Okullar kapandı. Yaz resmen başladı. Okulların kapanmasını beklemiş belli ki, hava da ısındı. Deniz, güneş, terlik zamanı!
Ben değil ama evdekiler açmışlardı sezonu. Ben dün Çeşme’ye giderek önce deniz, sonra kumruyla yaz açılışını yaptım. Deniz nefisti. Tüm günü denizi seyrederek geçirdim. En sevdiğim şey…

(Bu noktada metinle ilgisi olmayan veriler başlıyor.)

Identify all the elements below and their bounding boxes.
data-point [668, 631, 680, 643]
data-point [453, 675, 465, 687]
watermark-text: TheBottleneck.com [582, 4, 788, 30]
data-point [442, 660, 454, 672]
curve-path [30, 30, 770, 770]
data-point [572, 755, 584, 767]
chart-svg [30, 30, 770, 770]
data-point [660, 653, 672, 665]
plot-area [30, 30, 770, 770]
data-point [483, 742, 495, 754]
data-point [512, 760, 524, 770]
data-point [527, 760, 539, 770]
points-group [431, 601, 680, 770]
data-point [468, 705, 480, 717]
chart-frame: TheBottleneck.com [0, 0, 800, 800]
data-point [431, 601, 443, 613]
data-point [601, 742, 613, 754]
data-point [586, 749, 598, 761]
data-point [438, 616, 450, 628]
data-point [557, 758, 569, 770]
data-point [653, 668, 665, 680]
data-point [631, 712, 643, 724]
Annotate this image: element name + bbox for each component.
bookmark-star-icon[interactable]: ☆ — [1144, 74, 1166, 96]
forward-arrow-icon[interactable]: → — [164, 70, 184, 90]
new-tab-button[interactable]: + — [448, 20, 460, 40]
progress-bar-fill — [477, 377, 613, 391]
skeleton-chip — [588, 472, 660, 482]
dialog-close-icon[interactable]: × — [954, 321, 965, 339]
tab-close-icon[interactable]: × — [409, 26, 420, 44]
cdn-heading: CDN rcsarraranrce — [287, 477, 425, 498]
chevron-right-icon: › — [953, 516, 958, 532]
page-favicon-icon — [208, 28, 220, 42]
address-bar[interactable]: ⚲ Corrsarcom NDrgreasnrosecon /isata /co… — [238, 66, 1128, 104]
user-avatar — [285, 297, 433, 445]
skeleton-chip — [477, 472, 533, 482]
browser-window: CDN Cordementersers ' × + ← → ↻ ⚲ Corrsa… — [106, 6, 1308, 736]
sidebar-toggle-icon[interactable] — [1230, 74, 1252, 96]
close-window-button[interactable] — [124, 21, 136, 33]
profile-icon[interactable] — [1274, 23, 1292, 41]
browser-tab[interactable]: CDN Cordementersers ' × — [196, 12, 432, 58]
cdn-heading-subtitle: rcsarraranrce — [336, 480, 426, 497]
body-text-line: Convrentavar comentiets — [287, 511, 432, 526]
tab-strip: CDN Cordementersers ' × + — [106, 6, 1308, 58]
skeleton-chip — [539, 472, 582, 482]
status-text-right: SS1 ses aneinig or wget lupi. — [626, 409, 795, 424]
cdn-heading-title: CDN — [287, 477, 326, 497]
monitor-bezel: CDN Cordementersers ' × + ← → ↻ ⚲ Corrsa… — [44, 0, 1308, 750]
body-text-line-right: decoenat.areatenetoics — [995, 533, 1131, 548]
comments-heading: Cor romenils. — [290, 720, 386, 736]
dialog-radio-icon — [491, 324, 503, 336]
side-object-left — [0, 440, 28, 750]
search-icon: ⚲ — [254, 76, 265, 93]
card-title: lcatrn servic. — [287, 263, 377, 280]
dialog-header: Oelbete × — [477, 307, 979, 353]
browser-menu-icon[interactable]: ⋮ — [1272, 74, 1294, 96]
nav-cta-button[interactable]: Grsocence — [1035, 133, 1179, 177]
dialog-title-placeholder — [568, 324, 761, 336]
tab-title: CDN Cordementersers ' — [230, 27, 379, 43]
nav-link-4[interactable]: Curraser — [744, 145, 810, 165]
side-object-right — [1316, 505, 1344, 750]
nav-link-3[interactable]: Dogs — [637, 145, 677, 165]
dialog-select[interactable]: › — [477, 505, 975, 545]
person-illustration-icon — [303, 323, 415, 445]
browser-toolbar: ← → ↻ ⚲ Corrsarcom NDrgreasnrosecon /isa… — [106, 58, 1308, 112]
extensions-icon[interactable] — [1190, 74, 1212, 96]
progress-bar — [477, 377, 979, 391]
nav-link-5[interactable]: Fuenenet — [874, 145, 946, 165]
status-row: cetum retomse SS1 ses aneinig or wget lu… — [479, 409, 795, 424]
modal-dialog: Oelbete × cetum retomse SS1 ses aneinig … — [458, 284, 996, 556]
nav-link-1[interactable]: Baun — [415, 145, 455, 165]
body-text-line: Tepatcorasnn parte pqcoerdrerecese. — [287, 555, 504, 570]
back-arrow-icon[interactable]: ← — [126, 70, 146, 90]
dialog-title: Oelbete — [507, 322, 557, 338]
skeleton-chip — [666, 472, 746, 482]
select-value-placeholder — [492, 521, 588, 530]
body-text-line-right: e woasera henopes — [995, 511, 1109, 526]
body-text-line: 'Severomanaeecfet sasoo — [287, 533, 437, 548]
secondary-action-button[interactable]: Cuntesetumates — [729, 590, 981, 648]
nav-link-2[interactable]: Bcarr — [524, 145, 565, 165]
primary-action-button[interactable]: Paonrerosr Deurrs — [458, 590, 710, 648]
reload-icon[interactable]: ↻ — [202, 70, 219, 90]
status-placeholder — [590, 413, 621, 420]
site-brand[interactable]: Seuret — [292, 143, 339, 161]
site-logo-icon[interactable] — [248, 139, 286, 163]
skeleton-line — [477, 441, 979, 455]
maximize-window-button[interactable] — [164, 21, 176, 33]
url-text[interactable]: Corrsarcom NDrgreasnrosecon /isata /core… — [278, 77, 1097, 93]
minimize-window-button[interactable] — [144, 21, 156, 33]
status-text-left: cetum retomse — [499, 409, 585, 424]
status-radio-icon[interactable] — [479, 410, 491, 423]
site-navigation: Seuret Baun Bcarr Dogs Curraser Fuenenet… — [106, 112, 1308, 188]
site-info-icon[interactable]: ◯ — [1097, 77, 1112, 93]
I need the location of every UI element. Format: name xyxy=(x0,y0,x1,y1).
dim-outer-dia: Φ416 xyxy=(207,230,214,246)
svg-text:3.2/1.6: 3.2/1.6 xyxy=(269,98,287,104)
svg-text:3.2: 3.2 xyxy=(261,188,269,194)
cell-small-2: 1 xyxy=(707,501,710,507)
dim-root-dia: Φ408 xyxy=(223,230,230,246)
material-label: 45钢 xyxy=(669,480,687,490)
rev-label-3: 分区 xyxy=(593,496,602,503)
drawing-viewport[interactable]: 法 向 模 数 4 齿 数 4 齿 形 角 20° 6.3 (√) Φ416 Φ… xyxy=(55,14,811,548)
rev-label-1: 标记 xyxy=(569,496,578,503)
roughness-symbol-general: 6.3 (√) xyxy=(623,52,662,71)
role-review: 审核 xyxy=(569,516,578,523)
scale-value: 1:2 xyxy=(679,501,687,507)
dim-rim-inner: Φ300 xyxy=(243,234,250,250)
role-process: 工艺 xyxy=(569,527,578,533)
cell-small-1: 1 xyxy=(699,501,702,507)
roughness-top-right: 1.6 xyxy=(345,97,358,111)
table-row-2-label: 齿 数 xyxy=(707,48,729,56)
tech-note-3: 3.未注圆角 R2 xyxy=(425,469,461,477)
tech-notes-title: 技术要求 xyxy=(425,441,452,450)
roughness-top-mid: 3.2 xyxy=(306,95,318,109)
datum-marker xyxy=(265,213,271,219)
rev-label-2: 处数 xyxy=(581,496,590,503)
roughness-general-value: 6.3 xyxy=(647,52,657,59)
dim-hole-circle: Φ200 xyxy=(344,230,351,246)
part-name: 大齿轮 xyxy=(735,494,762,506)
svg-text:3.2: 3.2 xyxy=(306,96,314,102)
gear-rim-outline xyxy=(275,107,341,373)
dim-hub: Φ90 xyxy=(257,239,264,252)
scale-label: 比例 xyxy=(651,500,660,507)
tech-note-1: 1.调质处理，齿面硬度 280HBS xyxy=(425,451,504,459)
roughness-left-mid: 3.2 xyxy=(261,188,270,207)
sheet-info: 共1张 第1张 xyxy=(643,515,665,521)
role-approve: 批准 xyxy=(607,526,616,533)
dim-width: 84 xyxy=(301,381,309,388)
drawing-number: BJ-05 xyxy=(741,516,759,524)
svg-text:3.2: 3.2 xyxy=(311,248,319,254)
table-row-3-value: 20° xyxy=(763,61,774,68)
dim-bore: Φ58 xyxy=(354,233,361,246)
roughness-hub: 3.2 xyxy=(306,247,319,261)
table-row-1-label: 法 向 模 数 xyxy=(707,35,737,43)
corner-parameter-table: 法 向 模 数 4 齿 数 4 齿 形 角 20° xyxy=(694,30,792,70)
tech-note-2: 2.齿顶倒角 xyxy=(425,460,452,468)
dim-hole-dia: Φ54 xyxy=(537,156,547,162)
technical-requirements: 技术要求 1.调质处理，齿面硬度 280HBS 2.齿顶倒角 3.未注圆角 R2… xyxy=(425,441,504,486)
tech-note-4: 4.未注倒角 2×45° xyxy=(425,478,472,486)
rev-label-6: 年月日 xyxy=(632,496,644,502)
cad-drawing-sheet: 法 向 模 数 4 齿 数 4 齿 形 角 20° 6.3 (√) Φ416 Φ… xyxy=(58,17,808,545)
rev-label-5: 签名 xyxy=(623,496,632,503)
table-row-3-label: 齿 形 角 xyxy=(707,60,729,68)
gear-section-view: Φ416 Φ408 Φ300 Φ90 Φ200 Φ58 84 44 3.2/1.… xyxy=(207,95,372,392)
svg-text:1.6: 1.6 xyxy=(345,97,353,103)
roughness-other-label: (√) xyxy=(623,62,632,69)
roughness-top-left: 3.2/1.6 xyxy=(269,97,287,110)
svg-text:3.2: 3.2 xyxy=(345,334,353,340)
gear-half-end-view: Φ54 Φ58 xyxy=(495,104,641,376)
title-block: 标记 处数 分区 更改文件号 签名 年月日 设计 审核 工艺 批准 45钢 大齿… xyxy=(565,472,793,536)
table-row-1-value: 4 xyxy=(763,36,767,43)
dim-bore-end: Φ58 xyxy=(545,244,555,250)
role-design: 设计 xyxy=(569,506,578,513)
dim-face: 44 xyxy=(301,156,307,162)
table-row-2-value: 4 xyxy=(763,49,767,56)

Okulun son haftası yersiz bir gerilimle geçti. Henüz ilkokul çağlarında olan tatlı kızımın ödevleri konusunda öğretmenden aldığım küçük uyarı evde bir bomba etkisi yaptı! Gözümü korkuttu yaşadıklarım. Dertsiz bir çocuğa annelik ne kolaymış! Anlatsam, “bu mudur?” denecek bir pürüzde tökezleyip, darmadağın oldum. Daha yolun çok başında, yoruldum.
Son haftalarda kendini tatil havasına kaptıran kızım ödevlerini uyduruk yapar olmuş. Öğretmenin uyarısı sonrası takiplerimizde “gerektiği kadar” özen göstermemesi nedeniyle yaşadıklarımızı gören, kızım okulu bıraktı, mahallenin manavına kaçtı sanabilirdi.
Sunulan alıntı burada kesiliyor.